À l'heure où les images sont produites, diffusées et consommées dans l'instant, Habib Fadel fait le choix d'une pratique fondée sur la lenteur, la précision et la main. Chaque photographie résulte d'un processus entièrement analogique : prise de vue grand format, développement en chambre noire, tirage au platine-palladium. Cette exigence technique constitue le socle de sa démarche.
Apparu au XIXᵉ siècle, le procédé au platine-palladium est reconnu pour la richesse de ses nuances, la profondeur de ses noirs et la remarquable stabilité de ses tirages. Chez Habib Fadel, il confère aux images une présence singulière. La matière du papier, la lumière et les infimes variations propres à chaque épreuve participent pleinement de leur expression.
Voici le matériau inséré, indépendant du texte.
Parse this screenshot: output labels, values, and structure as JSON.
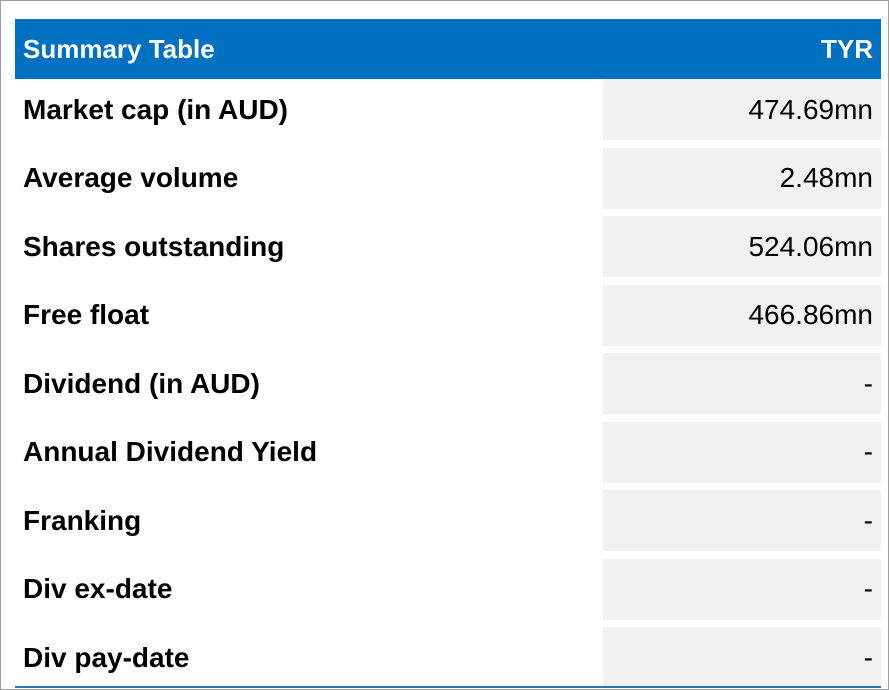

Cette attention portée à la fabrication rapproche naturellement sa pratique de celle du peintre. Chaque étape du processus exige un temps d'exécution incompressible, laissant une place essentielle à l'observation, à l'attente et à la maîtrise du geste. La photographie cesse d'être un simple enregistrement du réel pour devenir une image patiemment construite.
Paysages silencieux, natures mortes et fragments du monde végétal composent un répertoire volontairement resserré. Sans rechercher l'effet spectaculaire, Habib Fadel s'attache aux variations de la lumière, aux textures, aux rythmes de la nature et à ce qu'ils révèlent d'impermanence. Ses photographies invitent à une forme de contemplation où le silence occupe une place aussi importante que le sujet lui-même.
Son travail s'inscrit dans la tradition des grands photographes ayant choisi de préserver les procédés historiques, tout en entretenant un dialogue constant avec la peinture. La composition, l'équilibre des valeurs, la qualité de la lumière et l'attention portée à la matière témoignent d'une approche où la technique n'est jamais une fin en soi, mais le moyen d'atteindre une grande justesse de regard.
Si son parcours est marqué par l'expérience du déplacement, de la perte et de la reconstruction, son œuvre n'en constitue jamais l'illustration directe. Ces expériences affleurent avec retenue, transposées dans une relation intime au paysage et au vivant.
À rebours de la prolifération des images contemporaines, Habib Fadel développe une photographie exigeante, où le temps de la fabrication rejoint celui du regard. En renouant avec un savoir-faire historique, il rappelle que la lenteur, la matière et la main demeurent aujourd'hui encore des composantes essentielles de l'acte photographique.